I thought about how the end of the 2 percent payroll tax cuts will affect my family finances. According to experts, it's extremely unlikely White House will push for an extension of the payroll tax cuts, which were intended a temporary measure. It seems no one is really championing an extension of the tax cut, even though it especially helps the Generation-X middle class.
According to a recent article by the New York Times, Americans will most likely see a jump in their tax bill. The higher the income a family has, the higher the jump in taxes.
Saving more for taxes
I've already started putting more money aside for taxes. I am not expecting a tax refund. I pay quarterly taxes, but it's hard to estimate our annual tax bill since our income fluctuates. Experts say the typical American had $1,000 in additional income due to the lower taxes. Since both my husband and I have full-time jobs, I expect we will pay about $1,500 to $1,800 more in taxes thanks to the end of the payroll tax cuts. I based my estimations on a chart by CNN Money that looked at how much more a person will pay based on salary.

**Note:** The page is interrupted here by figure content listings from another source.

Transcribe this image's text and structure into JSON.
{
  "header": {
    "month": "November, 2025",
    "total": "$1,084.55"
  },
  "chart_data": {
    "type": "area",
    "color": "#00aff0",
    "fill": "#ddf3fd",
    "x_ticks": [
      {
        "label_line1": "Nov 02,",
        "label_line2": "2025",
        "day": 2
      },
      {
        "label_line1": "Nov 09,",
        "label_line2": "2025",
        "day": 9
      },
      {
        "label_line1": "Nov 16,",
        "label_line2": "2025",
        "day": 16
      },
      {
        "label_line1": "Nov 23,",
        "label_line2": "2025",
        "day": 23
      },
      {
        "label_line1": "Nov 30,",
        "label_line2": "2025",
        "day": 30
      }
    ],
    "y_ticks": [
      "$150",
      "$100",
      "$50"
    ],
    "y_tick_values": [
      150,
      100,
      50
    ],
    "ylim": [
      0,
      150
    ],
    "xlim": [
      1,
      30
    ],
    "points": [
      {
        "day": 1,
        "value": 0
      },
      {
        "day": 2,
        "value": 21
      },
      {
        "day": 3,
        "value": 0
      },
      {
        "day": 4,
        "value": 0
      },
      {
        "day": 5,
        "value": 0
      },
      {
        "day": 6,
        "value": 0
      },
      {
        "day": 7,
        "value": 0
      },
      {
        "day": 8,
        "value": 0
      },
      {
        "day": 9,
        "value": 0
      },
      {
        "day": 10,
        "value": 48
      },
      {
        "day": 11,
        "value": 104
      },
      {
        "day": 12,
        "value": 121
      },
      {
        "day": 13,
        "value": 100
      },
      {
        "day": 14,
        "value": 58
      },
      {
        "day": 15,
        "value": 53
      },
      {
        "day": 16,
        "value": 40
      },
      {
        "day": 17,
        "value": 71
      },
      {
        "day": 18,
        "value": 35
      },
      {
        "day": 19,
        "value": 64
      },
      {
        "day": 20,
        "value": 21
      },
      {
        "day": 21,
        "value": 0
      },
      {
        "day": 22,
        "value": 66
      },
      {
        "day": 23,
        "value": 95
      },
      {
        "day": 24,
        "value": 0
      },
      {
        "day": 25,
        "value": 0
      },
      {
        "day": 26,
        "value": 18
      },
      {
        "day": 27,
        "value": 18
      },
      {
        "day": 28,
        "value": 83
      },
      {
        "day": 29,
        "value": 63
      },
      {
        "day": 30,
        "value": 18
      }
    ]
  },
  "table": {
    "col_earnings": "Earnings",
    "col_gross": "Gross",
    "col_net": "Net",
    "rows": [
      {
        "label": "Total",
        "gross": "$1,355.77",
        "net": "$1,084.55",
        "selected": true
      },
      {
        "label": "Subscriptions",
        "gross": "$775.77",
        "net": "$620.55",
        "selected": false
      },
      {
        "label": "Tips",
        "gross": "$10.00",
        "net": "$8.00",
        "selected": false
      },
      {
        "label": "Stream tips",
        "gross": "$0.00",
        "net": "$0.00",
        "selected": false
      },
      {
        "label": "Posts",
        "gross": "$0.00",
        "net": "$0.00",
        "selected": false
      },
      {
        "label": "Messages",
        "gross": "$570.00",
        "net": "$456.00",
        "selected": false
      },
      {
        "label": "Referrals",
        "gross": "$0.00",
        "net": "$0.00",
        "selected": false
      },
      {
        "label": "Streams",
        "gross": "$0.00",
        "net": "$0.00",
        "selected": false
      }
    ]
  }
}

The purpose of the tax cut was to stimulate spending. Without a doubt, I'm spending more money, but it's not because I have an extra grand in my pocket. It's because the prices of food and other products are rising. In fact, a recent report from the Commerce Department reported in the Wall Street Journal showed personal expenditures rose a half a percent in August compared to the month before. I blame it on high gasoline prices. The national average retail price of gas, according to Wall Street Journal, went up 47 cent a gallon since July.
Letting Social Security suffer
Experts say the payroll tax cuts will undermine Social Security. In 2010, Social Security took in less money than it paid out for the first time in its 75-year history, according to an article by NPR. The payroll tax holiday reduced Social Security revenues by $105 billion. Perhaps legislators should brainstorm new ways to fund Social Security instead of relying on payroll deductions. A lot of people accuse politicians of "raiding Social Security" and worry about a shortfall.
Baby boomers will probably be affected most by the payroll tax cut as their Social Security check gets smaller and smaller. Meanwhile, most baby boomers I know can't make it now on their current Social Security checks. And, they are struggling to get rehired after leaving the workforce.
Many people in Generation X don't count on Social Security benefits. I'd rather have a payroll tax deduction now and manage my own money. For me, that means taking the extra $1,000 to $1,500 every year and funding our Roth IRA accounts. I think I'm a better steward of my own money compared to the government.